Stochastic mechano-chemical kinetics of molecular motors: a multidisciplinary enterprise from a physicist's perspective

TL;DR

This paper reviews the stochastic mechano-chemical kinetics of molecular motors, highlighting their diverse mechanisms, structural design, and models, from a multidisciplinary physics perspective, emphasizing both theoretical frameworks and biological functions.

Contribution

It provides a comprehensive review of the structural, kinetic, and functional aspects of molecular motors, integrating multidisciplinary approaches and emphasizing quantitative models and diverse motor types.

Findings

Different classes of molecular motors operate via noisy power strokes or Brownian ratchets.

Quantitative models for motor kinetics are reviewed, highlighting their structural and functional diversity.

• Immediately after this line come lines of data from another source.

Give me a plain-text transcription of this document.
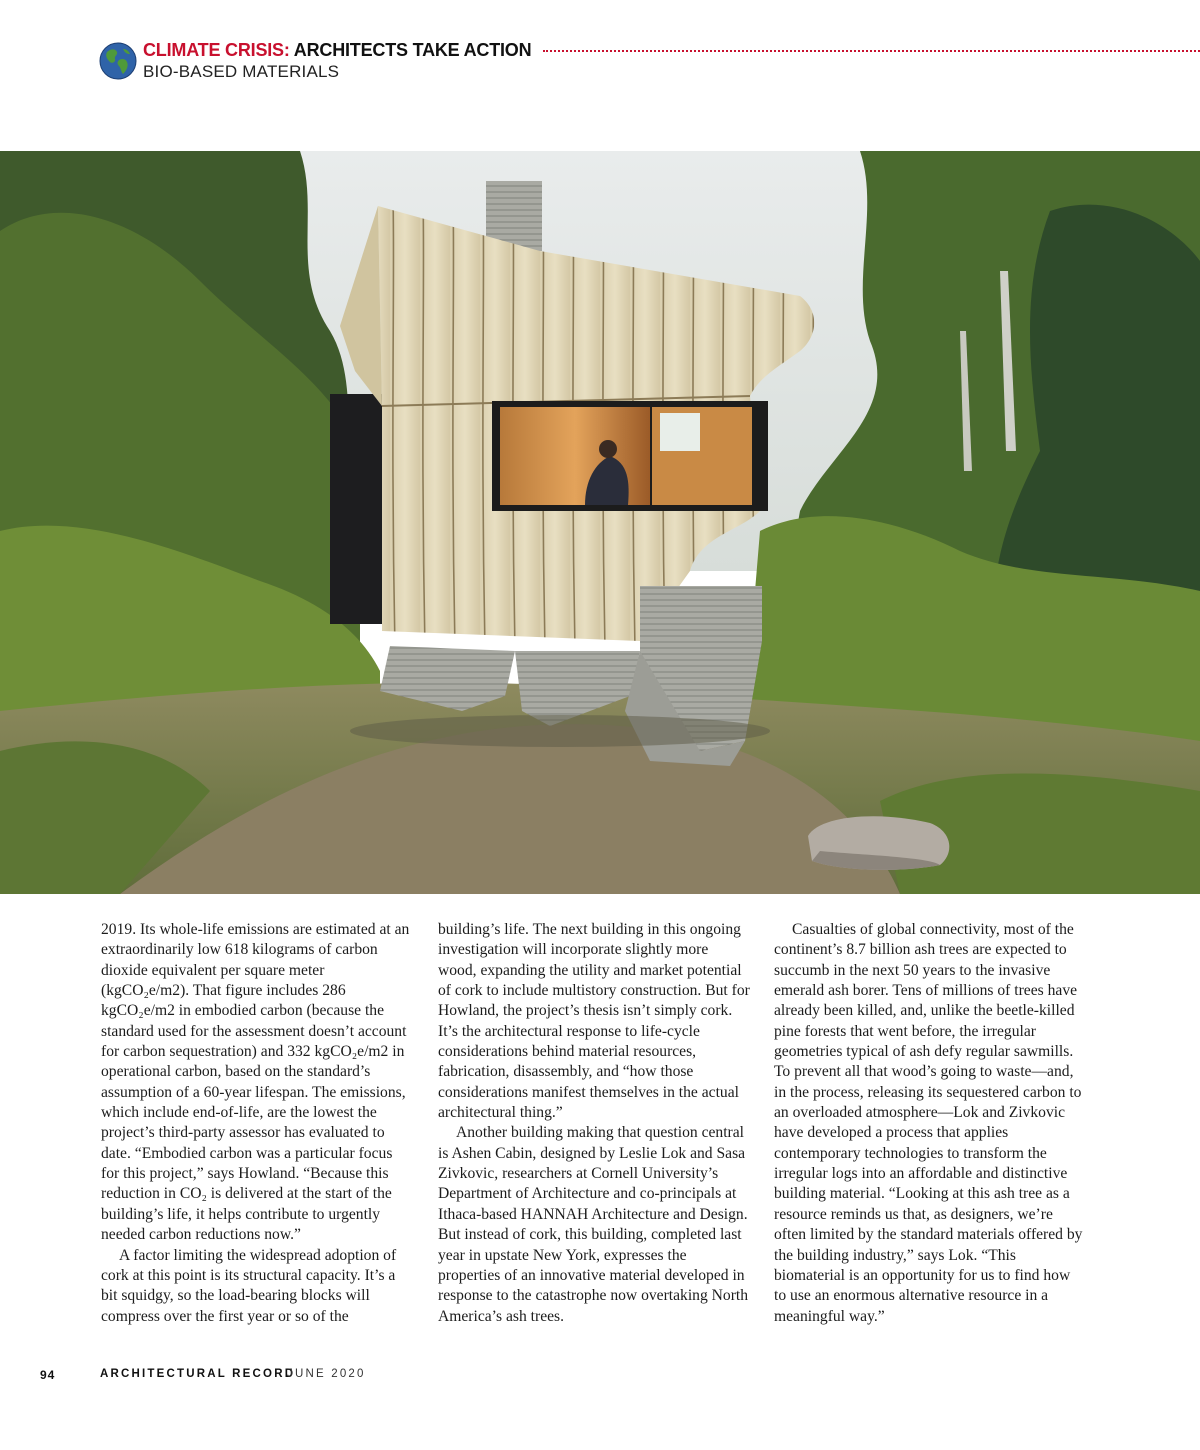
CLIMATE CRISIS: ARCHITECTS TAKE ACTION
BIO-BASED MATERIALS

2019. Its whole-life emissions are estimated at an extraordinarily low 618 kilograms of carbon dioxide equivalent per square meter (kgCO₂e/m2). That figure includes 286 kgCO₂e/m2 in embodied carbon (because the standard used for the assessment doesn’t account for carbon sequestration) and 332 kgCO₂e/m2 in operational carbon, based on the standard’s assumption of a 60-year lifespan. The emissions, which include end-of-life, are the lowest the project’s third-party assessor has evaluated to date. “Embodied carbon was a particular focus for this project,” says Howland. “Because this reduction in CO₂ is delivered at the start of the building’s life, it helps contribute to urgently needed carbon reductions now.”

A factor limiting the widespread adoption of cork at this point is its structural capacity. It’s a bit squidgy, so the load-bearing blocks will compress over the first year or so of the

building’s life. The next building in this ongoing investigation will incorporate slightly more wood, expanding the utility and market potential of cork to include multistory construction. But for Howland, the project’s thesis isn’t simply cork. It’s the architectural response to life-cycle considerations behind material resources, fabrication, disassembly, and “how those considerations manifest themselves in the actual architectural thing.”

Another building making that question central is Ashen Cabin, designed by Leslie Lok and Sasa Zivkovic, researchers at Cornell University’s Department of Architecture and co-principals at Ithaca-based HANNAH Architecture and Design. But instead of cork, this building, completed last year in upstate New York, expresses the properties of an innovative material developed in response to the catastrophe now overtaking North America’s ash trees.

Casualties of global connectivity, most of the continent’s 8.7 billion ash trees are expected to succumb in the next 50 years to the invasive emerald ash borer. Tens of millions of trees have already been killed, and, unlike the beetle-killed pine forests that went before, the irregular geometries typical of ash defy regular sawmills. To prevent all that wood’s going to waste—and, in the process, releasing its sequestered carbon to an overloaded atmosphere—Lok and Zivkovic have developed a process that applies contemporary technologies to transform the irregular logs into an affordable and distinctive building material. “Looking at this ash tree as a resource reminds us that, as designers, we’re often limited by the standard materials offered by the building industry,” says Lok. “This biomaterial is an opportunity for us to find how to use an enormous alternative resource in a meaningful way.”

94	ARCHITECTURAL RECORD
JUNE 2020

Many intracellular stochastic processes driven by motors lack complete quantitative models.

Abstract

A molecular motor is made of either a single macromolecule or a macromolecular complex. Just like their macroscopic counterparts, molecular motors "transduce" input energy into mechanical work. All the nano-motors considered here operate under isothermal conditions far from equilibrium. Moreover, one of the possible mechanisms of energy transduction, called Brownian ratchet, does not even have any macroscopic counterpart. But, molecular motor is not synonymous with Brownian ratchet; a large number of molecular motors execute a noisy power stroke, rather than operating as Brownian ratchet. We review not only the structural design and stochastic kinetics of individual single motors, but also their coordination, cooperation and competition as well as the assembly of multi-module motors in various intracellular kinetic processes. Although all the motors considered here execute mechanical movements, efficiency and power output are not necessarily good measures of performance of some motors. Among the intracellular nano-motors, we consider the porters, sliders and rowers, pistons and hooks, exporters, importers, packers and movers as well as those that also synthesize, manipulate and degrade "macromolecules of life". We review mostly the quantitative models for the kinetics of these motors. We also describe several of those motor-driven intracellular stochastic processes for which quantitative models are yet to be developed. In part I, we discuss mainly the methodology and the generic models of various important classes of molecular motors. In part II, we review many specific examples emphasizing the unity of the basic mechanisms as well as diversity of operations arising from the differences in their detailed structure and kinetics. Multi-disciplinary research is presented here from the perspective of physicists.